On Friday, March 20, I went for my routine Neurologist appointment-which takes place every three months. True to form, from the moment I walked into the waiting room and until I left, it was clear that the staff was doing everything wrong.
When my injury occurred, I had no idea of how lengthy the healing process would be-honestly, in those first few weeks, I grasped very little. However, as months have now turned into over a year, I find that going to the doctor offers little relief and more uncertainty. I literally spend more time waiting, than I do interacting with staff as well as the Neurologist. My visit begins with waiting to check in, followed by sitting in the waiting room. After an hours time, I am then called back-where I continue to sit and under bright lights, loud voices and slamming doors; hardly a welcomed environment for anyone recovering from any kind of head trauma. And while I understand there are many whose injuries have left them much worse off than I, I find the repetitiveness of the appointments to be more frustrating than helpful. The routine is so exact, I had my S.O laughing as I role played each visit verbatim, not one that is easily amused, he suggested I become a stand up comedian. Perhaps if my daytime job does not pan out, I can always fall back on being a stand up.
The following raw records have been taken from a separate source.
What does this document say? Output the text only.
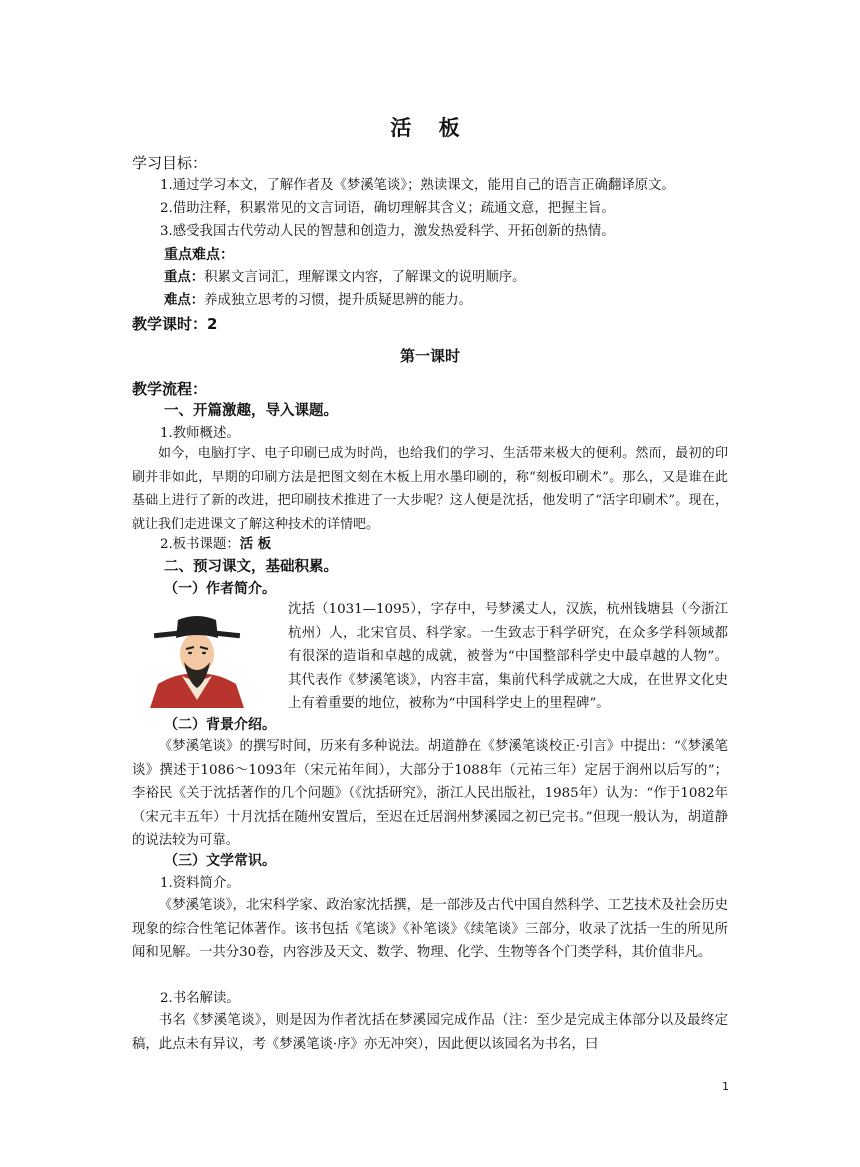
活 板
学习目标：
1.通过学习本文，了解作者及《梦溪笔谈》；熟读课文，能用自己的语言正确翻译原文。
2.借助注释，积累常见的文言词语，确切理解其含义；疏通文意，把握主旨。
3.感受我国古代劳动人民的智慧和创造力，激发热爱科学、开拓创新的热情。
重点难点：
重点：积累文言词汇，理解课文内容，了解课文的说明顺序。
难点：养成独立思考的习惯，提升质疑思辨的能力。
教学课时：2
第一课时
教学流程：
一、开篇激趣，导入课题。
1.教师概述。
如今，电脑打字、电子印刷已成为时尚，也给我们的学习、生活带来极大的便利。然而，最初的印刷并非如此，早期的印刷方法是把图文刻在木板上用水墨印刷的，称“刻板印刷术”。那么，又是谁在此基础上进行了新的改进，把印刷技术推进了一大步呢？这人便是沈括，他发明了“活字印刷术”。现在，就让我们走进课文了解这种技术的详情吧。
2.板书课题：活 板
二、预习课文，基础积累。
（一）作者简介。
沈括（1031—1095），字存中，号梦溪丈人，汉族，杭州钱塘县（今浙江杭州）人，北宋官员、科学家。一生致志于科学研究，在众多学科领域都有很深的造诣和卓越的成就，被誉为“中国整部科学史中最卓越的人物”。其代表作《梦溪笔谈》，内容丰富，集前代科学成就之大成，在世界文化史上有着重要的地位，被称为“中国科学史上的里程碑”。
（二）背景介绍。
《梦溪笔谈》的撰写时间，历来有多种说法。胡道静在《梦溪笔谈校正·引言》中提出：“《梦溪笔谈》撰述于1086～1093年（宋元祐年间），大部分于1088年（元祐三年）定居于润州以后写的”；李裕民《关于沈括著作的几个问题》（《沈括研究》，浙江人民出版社，1985年）认为：“作于1082年（宋元丰五年）十月沈括在随州安置后，至迟在迁居润州梦溪园之初已完书。”但现一般认为，胡道静的说法较为可靠。
（三）文学常识。
1.资料简介。
《梦溪笔谈》，北宋科学家、政治家沈括撰，是一部涉及古代中国自然科学、工艺技术及社会历史现象的综合性笔记体著作。该书包括《笔谈》《补笔谈》《续笔谈》三部分，收录了沈括一生的所见所闻和见解。一共分30卷，内容涉及天文、数学、物理、化学、生物等各个门类学科，其价值非凡。
2.书名解读。
书名《梦溪笔谈》，则是因为作者沈括在梦溪园完成作品（注：至少是完成主体部分以及最终定稿，此点未有异议，考《梦溪笔谈·序》亦无冲突），因此便以该园名为书名，曰
1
After waiting for over half an hour, my Neurologist entered the room and my predictions from a few minutes earlier, began to play out. After a few pleasantries, questions and a short conversation with the attending, the recommendation was an increase in medication, more water and a sleep study. My appointment was scheduled at 2:15-almost 4 months earlier, however, I didn’t see the Neurologist till after 4 and finally at nearly 5 pm- I left the hospital. I found myself frustrated and couldn’t help but feel the continued appointments, are merely a waste of time. Yes, I suffer from debilitating headaches, but that pain does not stop me from getting out of bed and starting each day. I have become accustomed to the complications that recovering from a head injuries brings. And as I continue to seek medical treatment, I can’t help but think they have it all wrong. There should be a different protocol for anyone that’s recovering from a head trauma, no matter how mild or severe, early or late they are in their recovery. The hospital environment should not have a patient leave, feeling worse off than they arrived. Being subjected to hours long waits under bright lights, loud voices and slamming doors is counter-effective. Going to an appointment should bring about a spirit of hope instead of dread. As a person that is still recovering from a head injury, each day already presents its challenges-seeking medical treatment, should not be one of them.